Un fait divers hors du commun qui secoua les sphères du pouvoir, faisant partir en fumée le concept même d’État de droit, tant il fut sali par ceux qui sont censés le faire appliquer.
Les motions de la discorde
Tel était le climat. Lourd. Pesant. Il ceinturait l’île d’abord tétanisée par le guet-apens mortel où tomba le représentant de l’État. Ensuite révoltée par les exactions de son successeur. Enfin inquiète au regard d’un avenir ourlé de lourds nuages noirs.
Jospin, en conscience, mais aussi instruit par la nécessité d’ouvrir ici de nouveaux horizons et de desserrer l’étau paralysant notre société, appliqua une sorte de thérapie politique. Celle qui consistait à redonner la parole aux représentants du peuple pour qu’ils jettent un pont vers un avenir partagé.
Ce ne fut pas une sinécure. À l’Assemblée de Corse, les débats furent vifs sinon houleux. Au fil des argumentations, rapprochements, ukases et tractations discrètes, deux options se dégagèrent. L’une portée par Jean-Guy Talamoni, adoubée par les nationalistes, le groupe socialiste et une frange de droite sous l’égide de José Rossi, revendiquait sans l’esquisse de l’ombre d’une hésitation une trilogie complémentaire. Un pouvoir législatif, la reconnaissance d’une communauté insulaire et la réforme constitutionnelle permettant la mise en œuvre de ces préceptes. Ce texte trébucha. Minoritaire par vingt-deux voix contre vingt-six. La majorité se portant sur la motion moins audacieuse soutenue par le président du conseil exécutif Jean Baggioni, la droite légitimiste, les zuccarellistes. L’architecture du texte reposait sur le maintien de la Corse dans la République, et soulignait la permanence d’un encadrement législatif par le pouvoir étatique tout en insistant sur les problèmes économiques. Et chacune des parties mit sa propre contribution dans ses bagages pour se rendre à Paris et les défendre devant leur interlocuteur.
Habile stratégie
Jospin fit-il contre mauvaise fortune bon cœur ? Sans doute. Prenant acte de la fracture, et du texte majoritaire dont il ne semblait pas faire son miel, il opta pour la devise mitterrandienne laisser du temps au temps. Aussi durant un trimestre, chaque lundi ou presque, les édiles se retrouvaient dans un salon lambrissé de Matignon pour débattre sans tabou. La finalité ? Aboutir à un consensus.

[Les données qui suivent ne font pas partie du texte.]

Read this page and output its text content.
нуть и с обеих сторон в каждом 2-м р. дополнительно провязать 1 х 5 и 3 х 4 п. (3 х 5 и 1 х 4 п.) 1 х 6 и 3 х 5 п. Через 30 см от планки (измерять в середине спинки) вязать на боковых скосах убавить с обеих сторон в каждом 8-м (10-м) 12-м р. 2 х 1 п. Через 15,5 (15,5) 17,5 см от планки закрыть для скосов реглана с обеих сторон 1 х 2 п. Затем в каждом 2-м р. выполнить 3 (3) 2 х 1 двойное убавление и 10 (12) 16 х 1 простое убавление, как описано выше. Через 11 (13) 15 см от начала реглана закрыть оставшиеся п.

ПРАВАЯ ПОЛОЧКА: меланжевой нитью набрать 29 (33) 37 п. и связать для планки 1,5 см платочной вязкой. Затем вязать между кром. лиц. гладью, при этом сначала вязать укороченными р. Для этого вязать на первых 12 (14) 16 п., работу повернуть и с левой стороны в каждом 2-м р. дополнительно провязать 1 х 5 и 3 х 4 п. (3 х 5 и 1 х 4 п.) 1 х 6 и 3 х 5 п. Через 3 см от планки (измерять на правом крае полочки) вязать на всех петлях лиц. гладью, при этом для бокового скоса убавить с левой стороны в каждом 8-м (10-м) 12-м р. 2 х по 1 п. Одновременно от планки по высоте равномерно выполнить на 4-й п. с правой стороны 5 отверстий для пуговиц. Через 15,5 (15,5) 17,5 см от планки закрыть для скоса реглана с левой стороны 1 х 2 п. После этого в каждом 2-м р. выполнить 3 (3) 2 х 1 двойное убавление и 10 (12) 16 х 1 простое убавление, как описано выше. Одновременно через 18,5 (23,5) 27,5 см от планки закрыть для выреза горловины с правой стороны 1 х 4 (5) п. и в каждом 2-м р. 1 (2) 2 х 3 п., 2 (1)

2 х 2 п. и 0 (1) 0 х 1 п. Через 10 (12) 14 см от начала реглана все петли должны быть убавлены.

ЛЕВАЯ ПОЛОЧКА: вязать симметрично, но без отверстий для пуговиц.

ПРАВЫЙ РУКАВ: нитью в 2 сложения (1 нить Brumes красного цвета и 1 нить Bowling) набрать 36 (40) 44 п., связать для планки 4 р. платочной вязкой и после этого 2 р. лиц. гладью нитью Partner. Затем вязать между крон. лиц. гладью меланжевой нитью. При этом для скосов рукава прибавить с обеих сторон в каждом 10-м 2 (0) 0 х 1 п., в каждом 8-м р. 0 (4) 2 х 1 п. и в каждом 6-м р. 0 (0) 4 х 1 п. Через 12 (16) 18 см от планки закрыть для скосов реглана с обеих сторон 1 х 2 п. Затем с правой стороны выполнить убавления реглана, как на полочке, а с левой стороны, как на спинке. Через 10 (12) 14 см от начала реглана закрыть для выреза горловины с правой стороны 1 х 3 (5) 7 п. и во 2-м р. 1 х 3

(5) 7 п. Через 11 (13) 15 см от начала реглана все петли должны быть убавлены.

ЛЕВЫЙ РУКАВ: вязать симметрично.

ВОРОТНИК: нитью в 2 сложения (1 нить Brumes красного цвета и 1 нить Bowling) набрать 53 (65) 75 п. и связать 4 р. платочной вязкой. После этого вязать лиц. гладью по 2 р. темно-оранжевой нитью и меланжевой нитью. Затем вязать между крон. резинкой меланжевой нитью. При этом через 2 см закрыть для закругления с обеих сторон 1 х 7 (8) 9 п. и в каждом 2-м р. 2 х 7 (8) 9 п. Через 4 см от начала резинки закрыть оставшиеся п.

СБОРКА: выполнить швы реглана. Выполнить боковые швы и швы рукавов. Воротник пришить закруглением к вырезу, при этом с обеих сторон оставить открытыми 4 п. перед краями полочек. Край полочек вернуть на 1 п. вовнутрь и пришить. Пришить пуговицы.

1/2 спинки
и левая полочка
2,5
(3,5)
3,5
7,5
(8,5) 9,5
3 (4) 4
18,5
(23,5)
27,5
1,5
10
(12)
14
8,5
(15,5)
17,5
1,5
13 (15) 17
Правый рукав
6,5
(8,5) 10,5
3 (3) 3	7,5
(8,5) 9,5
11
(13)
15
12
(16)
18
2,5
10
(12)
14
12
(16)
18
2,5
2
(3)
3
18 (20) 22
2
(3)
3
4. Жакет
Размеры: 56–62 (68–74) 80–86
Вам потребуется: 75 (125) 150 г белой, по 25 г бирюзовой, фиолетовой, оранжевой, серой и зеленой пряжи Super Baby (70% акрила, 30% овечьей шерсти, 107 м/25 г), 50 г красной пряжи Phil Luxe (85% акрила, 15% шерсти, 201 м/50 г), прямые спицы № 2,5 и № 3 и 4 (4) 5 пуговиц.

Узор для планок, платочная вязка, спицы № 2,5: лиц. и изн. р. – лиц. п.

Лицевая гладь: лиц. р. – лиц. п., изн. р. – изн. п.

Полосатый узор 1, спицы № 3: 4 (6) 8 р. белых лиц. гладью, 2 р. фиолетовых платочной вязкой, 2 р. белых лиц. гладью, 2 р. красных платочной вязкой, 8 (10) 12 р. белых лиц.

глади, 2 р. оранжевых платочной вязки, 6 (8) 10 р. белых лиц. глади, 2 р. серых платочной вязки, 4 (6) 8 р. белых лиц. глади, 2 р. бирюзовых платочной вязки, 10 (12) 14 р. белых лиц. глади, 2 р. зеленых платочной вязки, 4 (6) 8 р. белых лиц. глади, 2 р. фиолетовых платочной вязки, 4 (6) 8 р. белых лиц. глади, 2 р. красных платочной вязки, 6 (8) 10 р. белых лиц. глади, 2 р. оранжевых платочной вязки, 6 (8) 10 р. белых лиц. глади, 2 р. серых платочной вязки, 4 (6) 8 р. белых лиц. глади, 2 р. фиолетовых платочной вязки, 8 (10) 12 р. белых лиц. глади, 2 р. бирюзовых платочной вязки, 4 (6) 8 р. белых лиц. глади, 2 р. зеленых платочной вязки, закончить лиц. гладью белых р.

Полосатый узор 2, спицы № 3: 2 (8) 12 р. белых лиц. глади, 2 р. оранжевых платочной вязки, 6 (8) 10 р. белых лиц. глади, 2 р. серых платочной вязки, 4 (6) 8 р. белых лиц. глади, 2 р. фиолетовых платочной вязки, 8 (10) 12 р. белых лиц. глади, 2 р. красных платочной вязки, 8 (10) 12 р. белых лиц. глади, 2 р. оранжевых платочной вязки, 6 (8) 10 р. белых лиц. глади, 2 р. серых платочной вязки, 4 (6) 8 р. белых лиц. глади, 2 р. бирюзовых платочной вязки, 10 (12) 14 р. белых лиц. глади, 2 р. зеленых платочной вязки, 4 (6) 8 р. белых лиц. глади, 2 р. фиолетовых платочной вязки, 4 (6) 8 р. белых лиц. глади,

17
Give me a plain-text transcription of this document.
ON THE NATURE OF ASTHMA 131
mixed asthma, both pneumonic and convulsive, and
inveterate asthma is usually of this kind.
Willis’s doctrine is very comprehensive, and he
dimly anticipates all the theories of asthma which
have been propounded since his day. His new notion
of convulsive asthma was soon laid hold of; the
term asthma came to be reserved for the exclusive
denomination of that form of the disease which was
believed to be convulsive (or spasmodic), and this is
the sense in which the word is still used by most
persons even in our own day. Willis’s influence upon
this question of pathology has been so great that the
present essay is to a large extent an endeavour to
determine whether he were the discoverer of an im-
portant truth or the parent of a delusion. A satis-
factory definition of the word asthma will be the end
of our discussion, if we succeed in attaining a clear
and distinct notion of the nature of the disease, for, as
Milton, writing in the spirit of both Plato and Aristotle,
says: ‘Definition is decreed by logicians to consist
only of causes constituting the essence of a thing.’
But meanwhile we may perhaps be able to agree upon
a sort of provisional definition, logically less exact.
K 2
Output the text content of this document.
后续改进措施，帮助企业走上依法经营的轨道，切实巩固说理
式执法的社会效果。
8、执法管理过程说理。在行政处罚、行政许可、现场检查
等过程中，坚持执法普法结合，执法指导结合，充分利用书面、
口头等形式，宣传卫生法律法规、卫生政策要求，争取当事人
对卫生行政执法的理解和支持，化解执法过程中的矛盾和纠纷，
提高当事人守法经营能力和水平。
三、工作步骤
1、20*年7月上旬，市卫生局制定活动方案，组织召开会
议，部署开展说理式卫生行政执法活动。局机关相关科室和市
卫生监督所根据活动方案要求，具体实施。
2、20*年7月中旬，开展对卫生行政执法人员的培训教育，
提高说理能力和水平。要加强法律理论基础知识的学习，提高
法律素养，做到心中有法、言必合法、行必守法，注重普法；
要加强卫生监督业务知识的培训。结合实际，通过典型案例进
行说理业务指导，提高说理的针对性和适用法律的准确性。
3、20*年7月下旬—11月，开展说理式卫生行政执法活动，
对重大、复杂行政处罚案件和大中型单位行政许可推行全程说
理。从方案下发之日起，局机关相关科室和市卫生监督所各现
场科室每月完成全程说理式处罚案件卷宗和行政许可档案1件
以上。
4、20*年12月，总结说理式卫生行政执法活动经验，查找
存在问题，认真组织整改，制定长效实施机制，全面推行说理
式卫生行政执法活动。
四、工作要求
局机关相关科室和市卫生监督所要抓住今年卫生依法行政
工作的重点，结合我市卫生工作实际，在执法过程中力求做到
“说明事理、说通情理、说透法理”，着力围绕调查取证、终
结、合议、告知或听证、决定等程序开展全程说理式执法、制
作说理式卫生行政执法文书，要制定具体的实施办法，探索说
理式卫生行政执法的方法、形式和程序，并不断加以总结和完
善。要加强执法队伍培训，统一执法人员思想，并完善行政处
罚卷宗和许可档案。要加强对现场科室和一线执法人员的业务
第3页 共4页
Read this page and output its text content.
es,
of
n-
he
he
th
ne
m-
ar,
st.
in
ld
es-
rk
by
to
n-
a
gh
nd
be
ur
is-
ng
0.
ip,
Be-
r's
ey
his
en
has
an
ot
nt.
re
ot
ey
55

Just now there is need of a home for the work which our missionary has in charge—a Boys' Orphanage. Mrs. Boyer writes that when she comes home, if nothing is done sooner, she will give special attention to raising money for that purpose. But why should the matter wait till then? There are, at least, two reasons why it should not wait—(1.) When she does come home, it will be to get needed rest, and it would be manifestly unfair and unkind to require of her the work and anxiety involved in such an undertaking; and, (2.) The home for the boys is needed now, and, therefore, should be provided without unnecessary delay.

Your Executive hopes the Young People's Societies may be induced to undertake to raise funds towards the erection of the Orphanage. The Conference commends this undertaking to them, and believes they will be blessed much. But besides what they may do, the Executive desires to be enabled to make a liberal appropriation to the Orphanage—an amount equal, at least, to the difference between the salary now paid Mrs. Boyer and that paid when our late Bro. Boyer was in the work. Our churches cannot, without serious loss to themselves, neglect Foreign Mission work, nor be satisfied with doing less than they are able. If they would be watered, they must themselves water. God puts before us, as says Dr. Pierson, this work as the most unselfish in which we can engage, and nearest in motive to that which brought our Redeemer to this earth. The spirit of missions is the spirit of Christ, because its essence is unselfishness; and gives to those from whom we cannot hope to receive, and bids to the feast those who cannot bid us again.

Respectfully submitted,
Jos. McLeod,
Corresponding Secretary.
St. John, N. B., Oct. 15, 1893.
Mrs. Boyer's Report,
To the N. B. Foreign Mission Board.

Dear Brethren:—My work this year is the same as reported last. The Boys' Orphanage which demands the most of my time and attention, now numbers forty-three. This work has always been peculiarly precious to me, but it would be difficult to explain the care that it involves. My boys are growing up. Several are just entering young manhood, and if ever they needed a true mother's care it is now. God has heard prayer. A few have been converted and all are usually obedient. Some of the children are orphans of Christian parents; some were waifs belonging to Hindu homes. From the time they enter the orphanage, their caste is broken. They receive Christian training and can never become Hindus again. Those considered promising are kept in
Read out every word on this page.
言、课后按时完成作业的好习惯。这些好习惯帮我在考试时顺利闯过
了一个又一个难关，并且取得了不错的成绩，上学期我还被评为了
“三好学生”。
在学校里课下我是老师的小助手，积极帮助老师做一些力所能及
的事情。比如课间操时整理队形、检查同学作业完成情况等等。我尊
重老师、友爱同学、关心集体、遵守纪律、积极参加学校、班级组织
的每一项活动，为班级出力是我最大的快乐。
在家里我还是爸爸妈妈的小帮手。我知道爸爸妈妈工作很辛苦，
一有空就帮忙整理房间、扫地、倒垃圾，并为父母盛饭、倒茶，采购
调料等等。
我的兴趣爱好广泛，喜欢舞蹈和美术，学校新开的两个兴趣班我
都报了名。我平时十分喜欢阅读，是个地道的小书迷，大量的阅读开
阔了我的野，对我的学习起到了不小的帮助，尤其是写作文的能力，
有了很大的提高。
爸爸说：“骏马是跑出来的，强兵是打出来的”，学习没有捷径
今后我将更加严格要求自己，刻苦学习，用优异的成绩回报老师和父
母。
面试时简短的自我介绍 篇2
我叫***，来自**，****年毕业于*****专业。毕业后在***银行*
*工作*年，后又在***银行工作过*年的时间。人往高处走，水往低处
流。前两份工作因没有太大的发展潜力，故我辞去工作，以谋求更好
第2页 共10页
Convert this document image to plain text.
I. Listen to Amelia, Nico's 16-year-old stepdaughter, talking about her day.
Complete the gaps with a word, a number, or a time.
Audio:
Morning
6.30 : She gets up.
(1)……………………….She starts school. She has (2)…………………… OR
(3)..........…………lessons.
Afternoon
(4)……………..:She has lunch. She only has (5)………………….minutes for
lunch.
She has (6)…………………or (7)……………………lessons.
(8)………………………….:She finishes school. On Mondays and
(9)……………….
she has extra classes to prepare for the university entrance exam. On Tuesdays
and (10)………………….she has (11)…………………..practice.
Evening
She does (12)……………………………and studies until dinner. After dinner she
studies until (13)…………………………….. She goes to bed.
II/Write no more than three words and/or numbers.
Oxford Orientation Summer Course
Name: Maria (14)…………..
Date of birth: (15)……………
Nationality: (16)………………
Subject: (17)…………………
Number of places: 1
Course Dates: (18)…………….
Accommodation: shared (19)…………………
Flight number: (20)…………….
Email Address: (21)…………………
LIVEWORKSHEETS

En fin stratège, le chef du gouvernement échelonna les ordres du jour en débutant par les moins clivants. Ainsi sont répertoriées les diverses facettes des carences liées au handicap de l’insularité, le statut fiscal, et autre arrêté Miot ou la langue corse. Cet espace de dialogue fut propice aux convergences. La libre parole et le sérieux des échanges, loin de la médiatisation intempestive, permirent d’aborder avec une relative sérénité l’ultime chapitre. Celui de la mutation institutionnelle. L’accord ne fut pas paraphé, mais sans jouer embrassons-nous Folleville, le fossé s’était singulièrement réduit. Là aussi Jospin, pragmatique, ne brusqua pas les sensibilités. Il obtint la rédaction d’un texte unanime incluant de larges transferts de compétences à la collectivité territoriale. Un principe concrétisé par l’opportunité donnée aux élus de la Corse d’adapter les textes réglementaires nationaux, afin qu’ils soient en étroite symbiose avec les réalités locales. Et en corollaire la possibilité de s’affranchir de certaines dispositions législatives sous le regard du parlement.
Une première étape dans le défi relevé par Lionel Jospin, dont certains ici comme sur le continent clamaient sous tous les toits qu’il allait essuyer un cuisant échec.
Promesse d’avenir
Mais celui qui annonçait clairement qu’en cas de victoire à la présidentielle la Corse aurait son autonomie, ne se reposa nullement sur ses lauriers. En effet, et cela passa presque inaperçu, le dispositif unanimement validé comprenait également que dans les deux années suivantes une nouvelle opportunité serait offerte.